Despite studies in applied arts, Frédéric Lecoeur considers himself self-educated. From the moment he decides to overturn the traditional/classical arts and create an abrupt, shifting and absurd reaction within the spectator, his work testifies to this. In fact, when confronted with Frédéric Lecoeur’s sculptures and bas-reliefs there is no question of insensitivity or indifference: we are torn between two emotions, derision and brutality.
The sharp point of humour is present as well as that of the nail. Shoes are skewered, glass and bottles broken, the coils of the telephone pulled out and cans cut up. The artist acts like a true surgeon and plastics technician, extracting and dissecting objects to which he adds plastering techniques and paint to assemble and glue the fragments.
His sphere of predilection is the retrieval and appropriation of objects that he feels or that “speak” to him with the intention of diverting their purpose and giving them a different meaning. The most banal object, once deprived of its primary function and modified, takes on a whole new form and becomes significant. Like the New Realists of the sixties and Arman, known for his “sculpture-accumulations” (objects welded together), Frédéric Lecoeur diverts conventional structures of language.

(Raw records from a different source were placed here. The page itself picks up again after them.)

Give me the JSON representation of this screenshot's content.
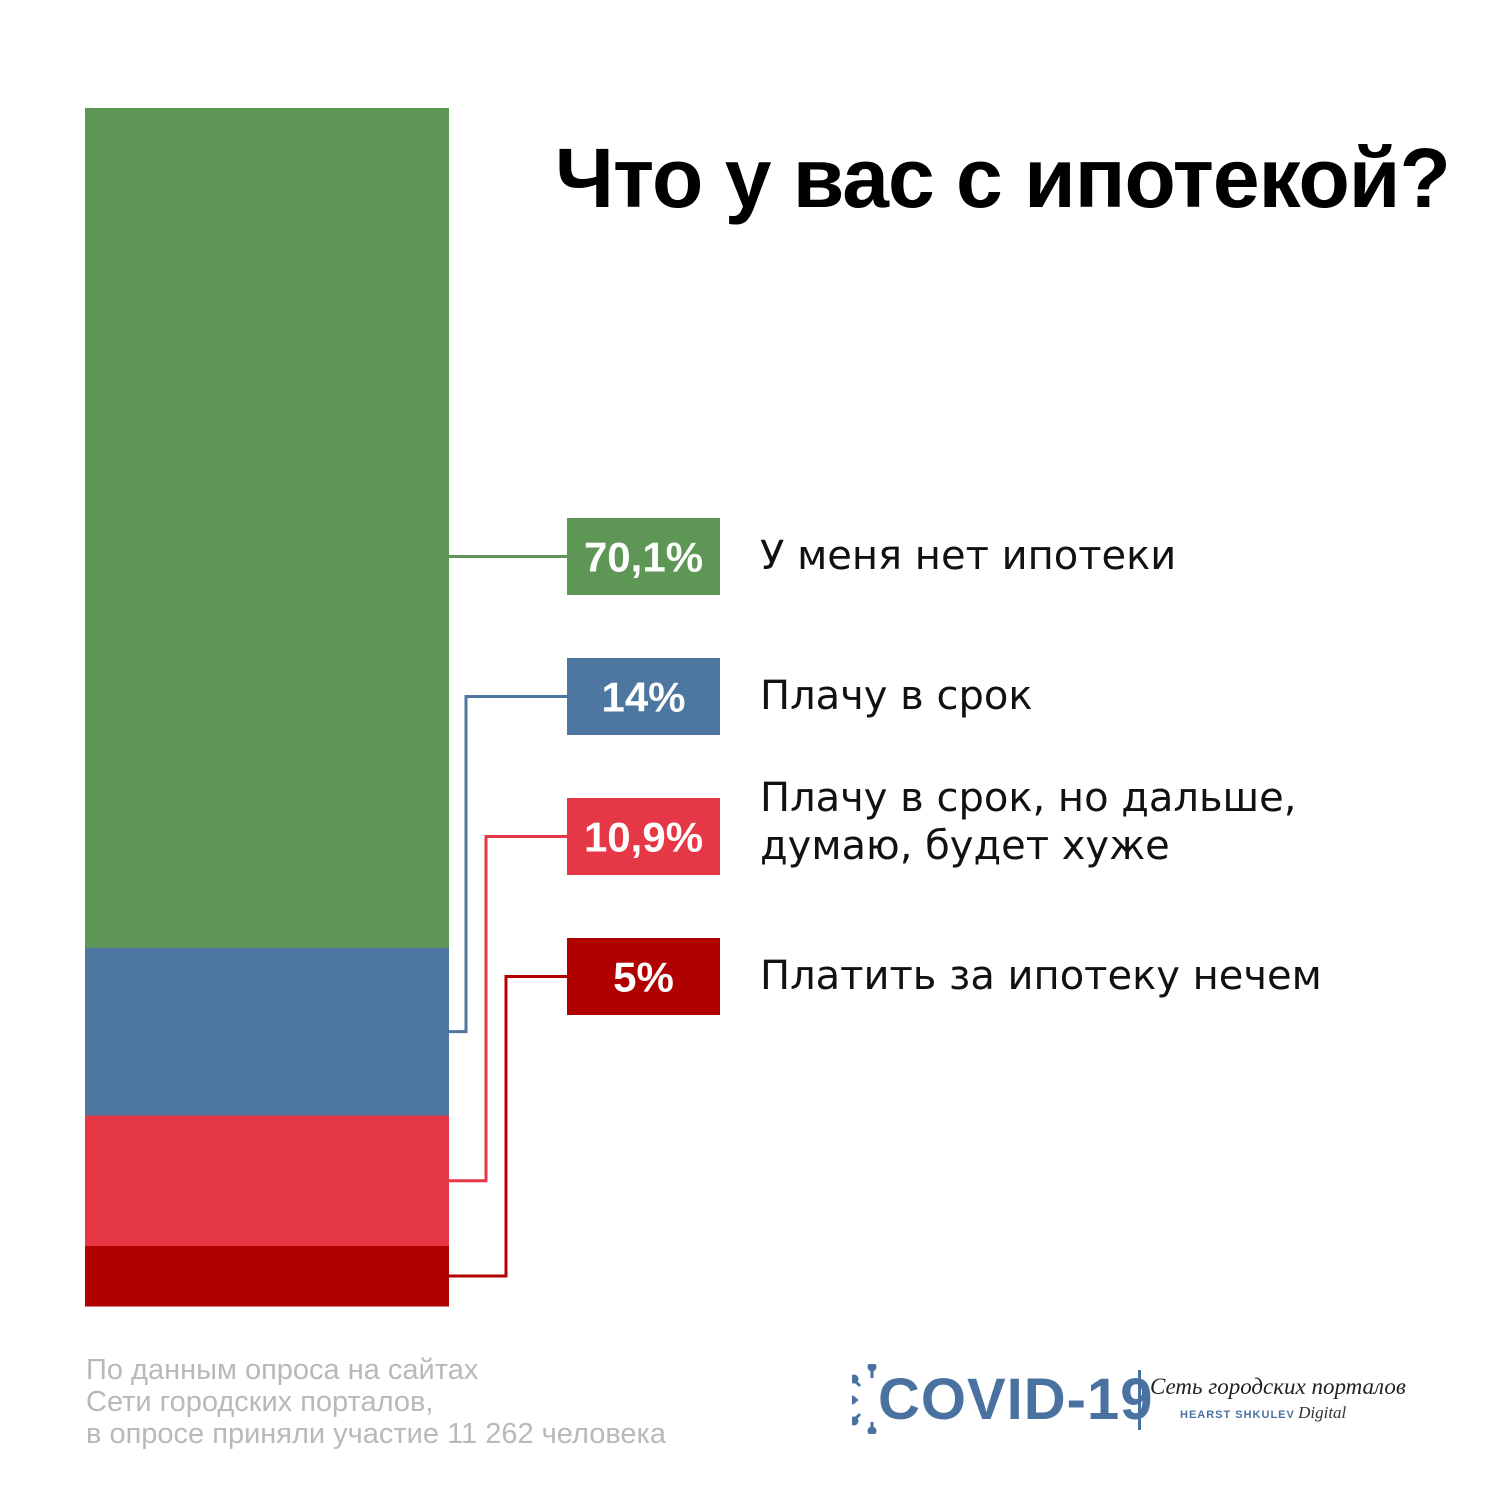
{
  "title": "Что у вас с ипотекой?",
  "chart_data": {
    "type": "bar",
    "stacked": true,
    "title": "Что у вас с ипотекой?",
    "unit": "%",
    "series": [
      {
        "label": "У меня нет ипотеки",
        "value": 70.1,
        "value_label": "70,1%",
        "color": "#5e9656"
      },
      {
        "label": "Плачу в срок",
        "value": 14,
        "value_label": "14%",
        "color": "#4d77a0"
      },
      {
        "label": "Плачу в срок, но дальше,\nдумаю, будет хуже",
        "value": 10.9,
        "value_label": "10,9%",
        "color": "#e63746"
      },
      {
        "label": "Платить за ипотеку нечем",
        "value": 5,
        "value_label": "5%",
        "color": "#b10000"
      }
    ]
  },
  "footnote": "По данным опроса на сайтах\nСети городских порталов,\nв опросе приняли участие 11 262 человека",
  "logo": {
    "icon": "virus-icon",
    "main": "COVID-19",
    "network": "Сеть городских порталов",
    "brand": "HEARST SHKULEV",
    "brand_suffix": "Digital",
    "color": "#4a72a0"
  }
}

The purely industrial consumer object is no longer waste. It becomes a work of art with a strong poetic charge though which the artist expresses an idea and a state of being. A state that is equally that of rebellion and fragility as perceived through the cold and concise cut of glass and metal, the swirls and the pure lines drawn by the springs and steel wire, the thickness of the paint and plaster thrown onto the support embedding end imprisoning its content.
The idea of consumerism is pursued in his paintings by the multiplication of advertising images that he adds to a painted base. Currently his projects are oriented towards digital photography that allows him to define his glued subject and keep his painted base. Thus, he allies modern technology and traditional painting with the intention of keeping the effect of a single, unique, work of art.